Growing up, I had mixed feelings about all those fruit trees growing in our yard. On the one hand, I loved the fresh cherries, apricots, peaches, plums and apples that came on in a steady stream throughout the summer and early fall. On the other hand, all of that fruit had to be picked, and we kids had to do our share. Worse yet, the very tart, very juicy Montmorency cherries had to be pitted so we’d spend hours at the kitchen table, our fingers getting more and more wrinkled as we progressed through the bowl. I didn’t think it was worth it then but I sure love it whenever I can get my hands on these hard-to-find cherries today. They make the most wonderful pies and cobblers and they remind me of days gone by. I’m breaking with tradition and posting a recipe I haven’t even tried yet. It’s from Martha Stewart Living and the moment I saw it, it captured my imagination. I’m making it as soon as I can find some deliciously tart pie cherries (and if you know where I can find some, will you let me know?)!

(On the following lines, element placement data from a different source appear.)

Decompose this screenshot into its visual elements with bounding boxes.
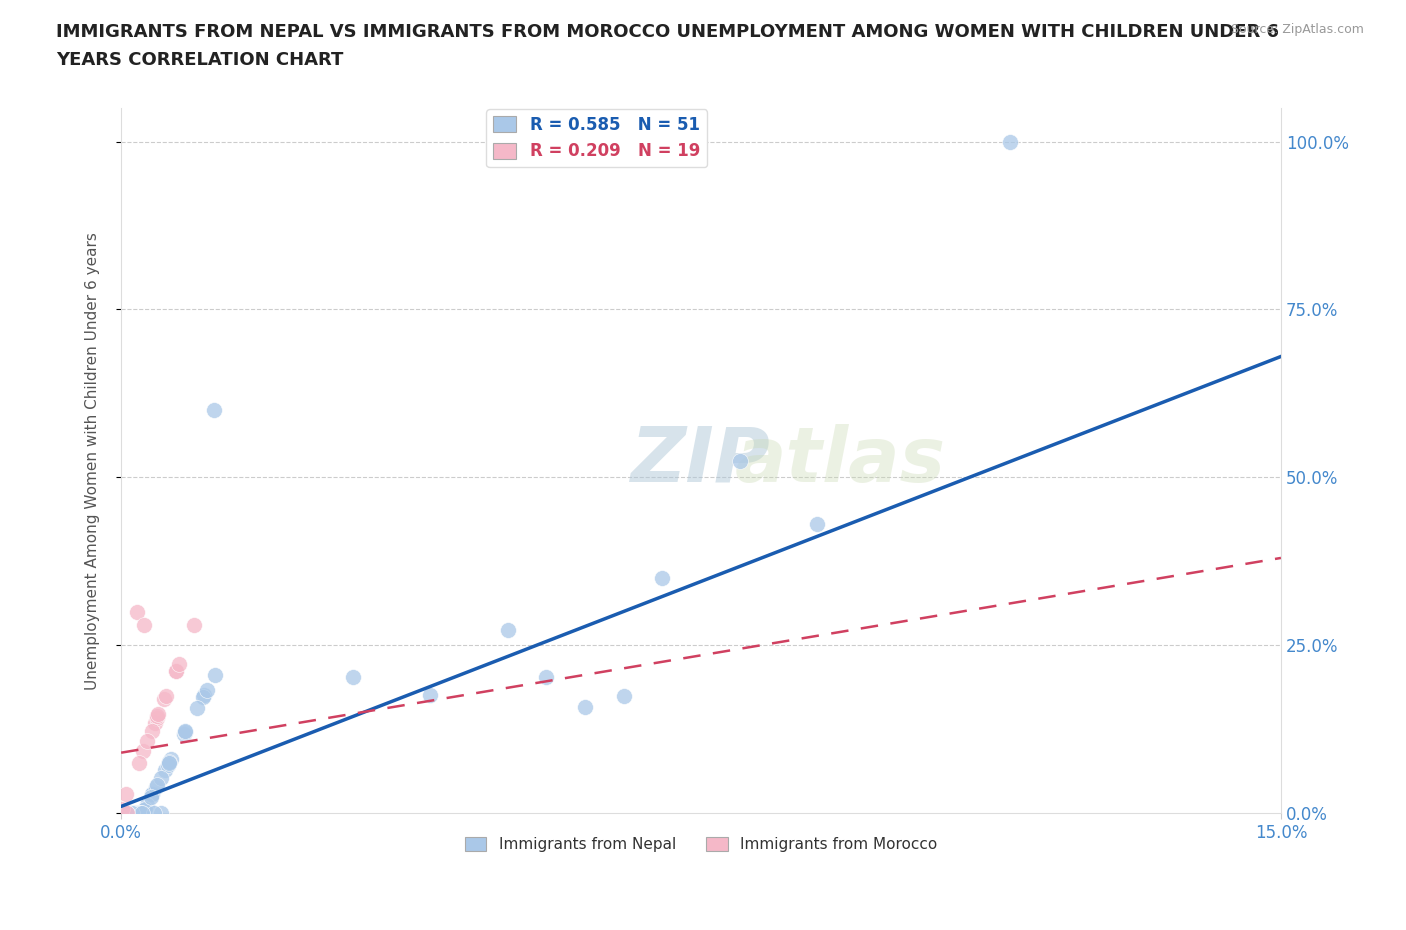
Point (193, 687, 215, 702)
Point (134, 805, 156, 820)
Point (117, 805, 139, 820)
Point (165, 664, 187, 679)
Point (191, 689, 214, 704)
Point (195, 683, 218, 698)
Point (149, 805, 172, 820)
Point (174, 724, 197, 738)
Point (124, 805, 146, 820)
Point (121, 805, 143, 820)
Point (141, 787, 163, 802)
Text: ZIP: ZIP (631, 423, 770, 498)
Point (165, 664, 187, 679)
Point (134, 618, 156, 632)
Point (613, 689, 636, 704)
Point (167, 657, 190, 671)
Point (204, 667, 226, 682)
Point (536, 670, 558, 684)
Point (202, 403, 225, 418)
Point (1000, 134, 1022, 149)
Point (135, 797, 157, 812)
Point (342, 670, 364, 684)
Point (183, 618, 205, 632)
Legend: Immigrants from Nepal, Immigrants from Morocco: Immigrants from Nepal, Immigrants from M… (458, 830, 943, 858)
Point (132, 803, 155, 817)
Point (574, 699, 596, 714)
Point (132, 744, 155, 759)
Point (131, 805, 153, 820)
Point (118, 805, 141, 820)
Point (121, 805, 143, 820)
Point (143, 715, 166, 730)
Point (134, 802, 156, 817)
Text: Source: ZipAtlas.com: Source: ZipAtlas.com (1230, 23, 1364, 36)
Point (139, 790, 162, 804)
Point (173, 725, 195, 740)
Point (143, 805, 166, 820)
Point (156, 757, 179, 772)
Point (145, 711, 167, 725)
Point (157, 755, 180, 770)
Point (127, 805, 149, 820)
Point (124, 805, 146, 820)
Point (141, 723, 163, 737)
Point (145, 779, 167, 794)
Point (115, 805, 138, 820)
Point (128, 805, 150, 820)
Point (136, 734, 159, 749)
Point (159, 751, 181, 766)
Point (153, 763, 176, 777)
Point (806, 516, 828, 531)
Point (146, 777, 169, 792)
Text: IMMIGRANTS FROM NEPAL VS IMMIGRANTS FROM MOROCCO UNEMPLOYMENT AMONG WOMEN WITH C: IMMIGRANTS FROM NEPAL VS IMMIGRANTS FROM… (56, 23, 1279, 41)
Point (419, 687, 441, 702)
Point (128, 805, 150, 820)
Y-axis label: Unemployment Among Women with Children Under 6 years: Unemployment Among Women with Children U… (86, 232, 100, 689)
Point (157, 754, 180, 769)
Point (146, 709, 169, 724)
Point (125, 604, 148, 619)
Point (186, 700, 208, 715)
Text: atlas: atlas (735, 423, 946, 498)
Point (129, 805, 152, 820)
Point (141, 787, 163, 802)
Point (496, 622, 519, 637)
Text: YEARS CORRELATION CHART: YEARS CORRELATION CHART (56, 51, 343, 69)
Point (173, 727, 195, 742)
Point (153, 692, 176, 707)
Point (115, 787, 138, 802)
Point (155, 689, 177, 704)
Point (651, 571, 673, 586)
Point (149, 771, 172, 786)
Point (129, 805, 152, 820)
Point (117, 805, 139, 820)
Point (111, 802, 134, 817)
Point (728, 453, 751, 468)
Point (148, 707, 170, 722)
Point (128, 755, 150, 770)
Point (127, 805, 149, 820)
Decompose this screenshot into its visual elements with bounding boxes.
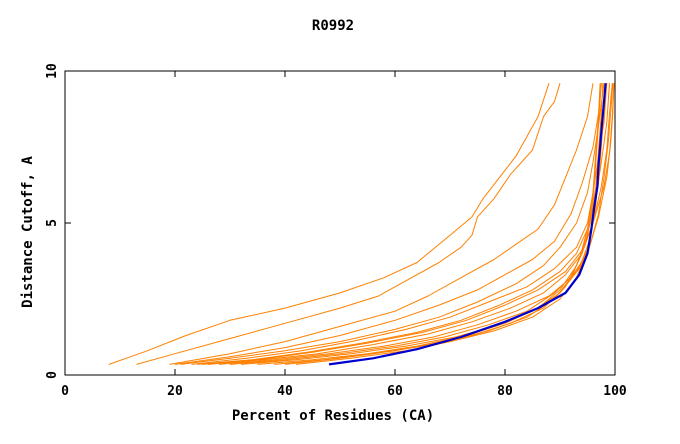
series-layer	[108, 83, 615, 366]
series-line	[284, 83, 604, 365]
series-line	[257, 83, 602, 365]
series-line	[191, 83, 608, 365]
series-line	[295, 83, 607, 365]
series-line	[218, 83, 615, 365]
chart-title: R0992	[312, 18, 354, 34]
y-axis-label: Distance Cutoff, A	[20, 156, 36, 308]
x-axis-label: Percent of Residues (CA)	[232, 408, 434, 424]
plot-frame	[64, 70, 616, 376]
x-tick-label: 80	[497, 384, 513, 399]
series-line-highlight	[328, 83, 607, 366]
series-line	[229, 83, 614, 365]
x-tick-label: 0	[61, 384, 69, 399]
y-tick-label: 0	[45, 371, 60, 379]
series-line	[136, 83, 561, 365]
x-tick-label: 40	[277, 384, 293, 399]
y-tick-label: 5	[45, 219, 60, 227]
y-tick-label: 10	[45, 63, 60, 79]
series-line	[207, 83, 615, 365]
x-axis: 0 20 40 60 80 100	[61, 71, 627, 399]
x-tick-label: 100	[603, 384, 627, 399]
series-line	[180, 83, 605, 365]
series-line	[202, 83, 613, 365]
x-tick-label: 20	[167, 384, 183, 399]
plot-border	[64, 70, 616, 376]
x-tick-label: 60	[387, 384, 403, 399]
series-line	[240, 83, 608, 365]
series-line	[169, 83, 594, 365]
series-line	[174, 83, 602, 365]
series-line	[108, 83, 550, 365]
y-axis: 0 5 10	[45, 63, 615, 379]
series-line	[273, 83, 601, 365]
series-line	[196, 83, 610, 365]
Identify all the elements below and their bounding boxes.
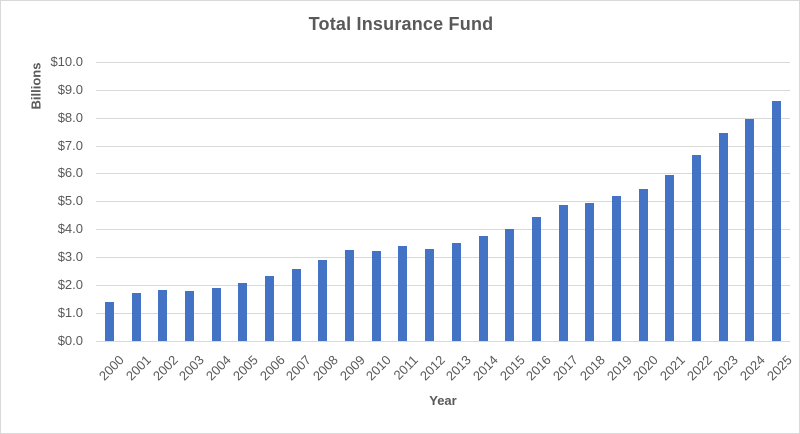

2¼ pounds pitted fresh or thawed frozen sour cherries*
1 cup plus 1 tablespoon sugar, divided
2 cups water
Large pinch of salt
5 teaspoons unflavored gelatin, divided
½ cup heavy cream, divided
¼ vanilla bean, scraped, or ¼ teaspoon pure vanilla extract
Bring cherries, 1 cup sugar, the water, and salt to a boil in a large saucepan. Reduce heat; simmer until liquid is reduced by about half, 12 to 15 minutes. Pour through a fine sieve into a bowl, pressing very firmly on the solids to release as much juice as possible (you should have 4 cups). Refrigerate until cooled completely, about 1 hour.
Place 1 ½ cups cherry liquid in a medium saucepan. Sprinkle 4 ½ teaspoons gelatin over liquid, and let soften, about 8 minutes. Heat mixture over medium heat until gelatin dissolves completely and mixture is about to simmer, about 4 minutes (do not let boil). Turn off heat and gradually stir in remaining 2 ½ cups cherry liquid; pour cherry –gelatin mixture back into bowl. Place bowl in a larger bowl of ice water, and refrigerate until softly set, about 1 ½ hours, stirring once half-way through with a rubber spatula.
Meanwhile, place 2 tablespoons cream, the remaining sugar and the vanilla in a small saucepan. Sprinkle with remaining gelatin, and let soften, about 8 minutes. Heat mixture over medium heat until gelatin dissolves and mixture is about to simmer, about 2 minutes (do not let boil). Whisk in remaining cream until smooth. Transfer to a small bowl, and place bowl in a larger bowl of ice water. Refrigerate until thickened, about 15 minutes (both mixtures should be approximately the same consistency.)
Whisk cream mixture, and strain through a fine sieve. Spoon cream mixture into a small zip-lock bag and snip a corner off. Whisk gelee until thick but pourable. Divide gelee among 6 bowls and shake to settle. Working with 1 gelee at a time, pipe 6 to 8 cream dots of varying sizes onto top, then draw a wooden skewer through them to create a swirled pattern. Refrigerate gelees until just set, at least 1 hour and up to 6 hours.